Rüstungsexporte in die Türkei waren für die Bundesregierung lange ein heikles Thema. Doch als der deutsche Regierungschef Olaf Scholz letzten Monat in Istanbul gemeinsam mit Präsident Recep Tayyip Erdoğan vor die Presse trat, klang er so, als habe es solche Bedenken nie gegeben. „Die Türkei ist Mitglied der NATO“, sagte er. Da sei es „selbstverständlich“, dass Deutschland an das Land immer mal wieder Waffen liefere. „Solche Entscheidungen haben wir auch in jüngster Zeit getroffen, und es wird da auch weitere geben.“
Seit Jahren spricht die Türkei das Thema bei jedem Besuch eines deutschen Politikers hinter verschlossenen Türen an. Es gab nie ein offizielles Embargo. Stattdessen wurden Anträge für Ausfuhrgenehmigungen türkischen Angaben zufolge seit etwa fünf Jahren verschleppt. Das hatte mit türkischen Drohgebärden gegen Griechenland und mit türkischen Militäroffensiven in Syrien und im Irak zu tun. In Ankara sah man die deutsche Regierungspartei der Grünen als größten Hemmschuh in dieser Frage. Nun scheint es in Berlin eine Neubewertung zu geben. Scholz nannte es einen „guten Schritt“, dass man die Rüstungskooperation „wiederbelebt“ habe. Erdoğan zeigte sich zufrieden, dass man „Probleme“ bei der Beschaffung von Rüstungsgütern jetzt hinter sich gelassen habe.
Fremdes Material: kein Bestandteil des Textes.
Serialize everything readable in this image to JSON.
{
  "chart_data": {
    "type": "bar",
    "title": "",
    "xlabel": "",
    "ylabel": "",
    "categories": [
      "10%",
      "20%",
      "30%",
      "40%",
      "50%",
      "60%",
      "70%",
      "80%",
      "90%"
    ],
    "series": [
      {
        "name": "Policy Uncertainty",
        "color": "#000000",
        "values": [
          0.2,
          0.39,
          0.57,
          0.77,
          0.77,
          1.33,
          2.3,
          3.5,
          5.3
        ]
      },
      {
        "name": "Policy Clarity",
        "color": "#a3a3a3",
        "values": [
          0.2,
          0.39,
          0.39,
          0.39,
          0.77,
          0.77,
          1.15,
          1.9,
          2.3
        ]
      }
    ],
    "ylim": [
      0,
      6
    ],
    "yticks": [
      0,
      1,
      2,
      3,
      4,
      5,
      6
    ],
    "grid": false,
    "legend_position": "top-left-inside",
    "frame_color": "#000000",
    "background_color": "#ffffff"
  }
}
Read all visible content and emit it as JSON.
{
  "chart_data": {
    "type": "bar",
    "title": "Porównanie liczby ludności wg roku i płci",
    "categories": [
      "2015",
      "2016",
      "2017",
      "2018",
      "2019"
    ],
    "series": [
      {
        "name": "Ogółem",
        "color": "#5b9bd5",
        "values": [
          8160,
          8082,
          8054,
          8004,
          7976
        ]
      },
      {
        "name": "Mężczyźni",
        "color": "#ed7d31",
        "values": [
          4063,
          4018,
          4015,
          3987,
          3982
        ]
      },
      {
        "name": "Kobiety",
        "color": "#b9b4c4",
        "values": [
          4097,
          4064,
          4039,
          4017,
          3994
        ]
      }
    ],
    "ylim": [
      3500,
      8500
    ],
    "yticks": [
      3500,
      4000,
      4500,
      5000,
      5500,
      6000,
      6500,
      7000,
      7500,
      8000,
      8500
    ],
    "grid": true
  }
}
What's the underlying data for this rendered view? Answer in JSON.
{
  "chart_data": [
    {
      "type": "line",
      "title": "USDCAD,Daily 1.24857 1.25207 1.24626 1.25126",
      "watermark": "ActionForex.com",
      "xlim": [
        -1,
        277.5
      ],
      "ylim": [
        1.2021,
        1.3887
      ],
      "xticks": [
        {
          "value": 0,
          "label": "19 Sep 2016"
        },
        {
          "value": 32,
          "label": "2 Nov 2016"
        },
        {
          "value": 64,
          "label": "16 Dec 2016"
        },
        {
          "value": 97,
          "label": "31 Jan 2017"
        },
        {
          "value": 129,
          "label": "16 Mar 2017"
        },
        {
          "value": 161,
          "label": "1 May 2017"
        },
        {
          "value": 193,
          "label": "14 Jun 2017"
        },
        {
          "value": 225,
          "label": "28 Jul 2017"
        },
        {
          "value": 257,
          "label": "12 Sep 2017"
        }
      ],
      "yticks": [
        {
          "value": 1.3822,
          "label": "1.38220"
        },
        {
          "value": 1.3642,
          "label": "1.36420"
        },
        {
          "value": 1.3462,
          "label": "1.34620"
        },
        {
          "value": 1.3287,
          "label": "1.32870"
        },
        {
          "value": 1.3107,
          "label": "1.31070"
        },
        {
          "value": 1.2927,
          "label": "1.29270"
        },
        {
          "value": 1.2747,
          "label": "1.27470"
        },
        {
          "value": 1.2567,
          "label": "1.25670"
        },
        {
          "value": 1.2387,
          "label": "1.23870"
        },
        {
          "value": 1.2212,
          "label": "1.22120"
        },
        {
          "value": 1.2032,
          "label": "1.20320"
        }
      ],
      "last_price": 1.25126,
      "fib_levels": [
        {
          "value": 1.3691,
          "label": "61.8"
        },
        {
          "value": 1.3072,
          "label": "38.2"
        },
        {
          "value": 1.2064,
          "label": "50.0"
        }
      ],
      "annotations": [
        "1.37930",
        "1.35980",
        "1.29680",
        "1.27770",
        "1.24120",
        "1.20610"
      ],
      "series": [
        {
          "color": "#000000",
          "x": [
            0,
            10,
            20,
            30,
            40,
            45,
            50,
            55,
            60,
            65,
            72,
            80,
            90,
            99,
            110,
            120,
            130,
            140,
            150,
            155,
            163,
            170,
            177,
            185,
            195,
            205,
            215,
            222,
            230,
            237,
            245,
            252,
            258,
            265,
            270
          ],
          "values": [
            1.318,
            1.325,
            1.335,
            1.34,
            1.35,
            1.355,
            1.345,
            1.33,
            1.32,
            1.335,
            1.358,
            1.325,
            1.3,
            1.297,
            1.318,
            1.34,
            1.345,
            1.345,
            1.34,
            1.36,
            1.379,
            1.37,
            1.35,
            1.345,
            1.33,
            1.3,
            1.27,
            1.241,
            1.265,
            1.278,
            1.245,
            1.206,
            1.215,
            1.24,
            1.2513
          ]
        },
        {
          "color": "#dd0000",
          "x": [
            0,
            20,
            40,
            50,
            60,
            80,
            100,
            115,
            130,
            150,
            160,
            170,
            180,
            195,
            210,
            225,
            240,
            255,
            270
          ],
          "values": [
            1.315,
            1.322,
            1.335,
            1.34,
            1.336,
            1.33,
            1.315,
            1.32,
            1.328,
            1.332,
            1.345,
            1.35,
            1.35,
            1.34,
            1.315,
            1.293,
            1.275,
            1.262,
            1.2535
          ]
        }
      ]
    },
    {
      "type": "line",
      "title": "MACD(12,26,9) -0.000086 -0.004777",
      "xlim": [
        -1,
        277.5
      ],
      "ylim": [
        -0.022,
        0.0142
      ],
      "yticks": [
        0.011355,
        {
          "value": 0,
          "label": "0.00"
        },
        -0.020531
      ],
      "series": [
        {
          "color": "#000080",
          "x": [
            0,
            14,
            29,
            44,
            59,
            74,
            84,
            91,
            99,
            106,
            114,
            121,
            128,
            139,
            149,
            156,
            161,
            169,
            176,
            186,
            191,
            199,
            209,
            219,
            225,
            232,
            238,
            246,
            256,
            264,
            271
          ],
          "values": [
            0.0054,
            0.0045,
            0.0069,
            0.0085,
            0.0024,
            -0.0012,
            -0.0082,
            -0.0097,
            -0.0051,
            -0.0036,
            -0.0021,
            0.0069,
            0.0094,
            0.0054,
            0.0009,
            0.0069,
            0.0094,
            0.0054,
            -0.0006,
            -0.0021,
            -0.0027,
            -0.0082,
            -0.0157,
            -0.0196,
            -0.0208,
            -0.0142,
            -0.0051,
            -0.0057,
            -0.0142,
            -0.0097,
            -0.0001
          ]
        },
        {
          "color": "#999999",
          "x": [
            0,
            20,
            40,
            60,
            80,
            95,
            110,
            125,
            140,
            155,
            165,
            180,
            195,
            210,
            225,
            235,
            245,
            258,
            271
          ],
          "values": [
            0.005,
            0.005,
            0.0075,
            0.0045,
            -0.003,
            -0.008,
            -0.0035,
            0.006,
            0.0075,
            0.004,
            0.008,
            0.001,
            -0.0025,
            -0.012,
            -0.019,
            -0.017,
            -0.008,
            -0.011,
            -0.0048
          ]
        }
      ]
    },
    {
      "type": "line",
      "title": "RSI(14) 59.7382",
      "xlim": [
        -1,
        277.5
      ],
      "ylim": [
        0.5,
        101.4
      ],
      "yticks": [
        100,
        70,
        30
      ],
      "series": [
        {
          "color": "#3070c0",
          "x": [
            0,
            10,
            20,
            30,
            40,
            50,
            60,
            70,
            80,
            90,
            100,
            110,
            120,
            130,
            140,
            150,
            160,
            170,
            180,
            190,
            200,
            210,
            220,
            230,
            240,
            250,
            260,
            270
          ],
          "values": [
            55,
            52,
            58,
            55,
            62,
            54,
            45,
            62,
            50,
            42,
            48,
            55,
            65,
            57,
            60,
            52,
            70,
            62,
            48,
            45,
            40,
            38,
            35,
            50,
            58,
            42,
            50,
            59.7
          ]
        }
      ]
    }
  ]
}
Zwei Wochen vor dem Besuch des Kanzlers hatten deutsche Medien berichtet, dass der geheim tagende Bundessicherheitsrat Lieferungen im Wert von mehr als 250 Millionen Euro genehmigt habe, darunter Flugabwehrraketen und Torpedos für die türkische Marine und Güter für die Modernisierung von U-Booten und Fregatten. Bewegung gibt es auch bei Kampfflugzeugen des Typs Eurofighter Typhoon, die Deutschland in einem Konsortium mit Großbritannien, Spanien und Italien herstellt. Bislang hatte die Bundesregierung nach türkischen Angaben entsprechende Verhandlungen blockiert. Nun sagte Scholz, die britische Regierung treibe dieses Projekt voran. Es stehe aber erst am Anfang. Die Zeitung „Yeni Şafak“ berichtete zudem, ein Team des Konsortiums sei bereits für technische Gespräche in der Türkei eingetroffen.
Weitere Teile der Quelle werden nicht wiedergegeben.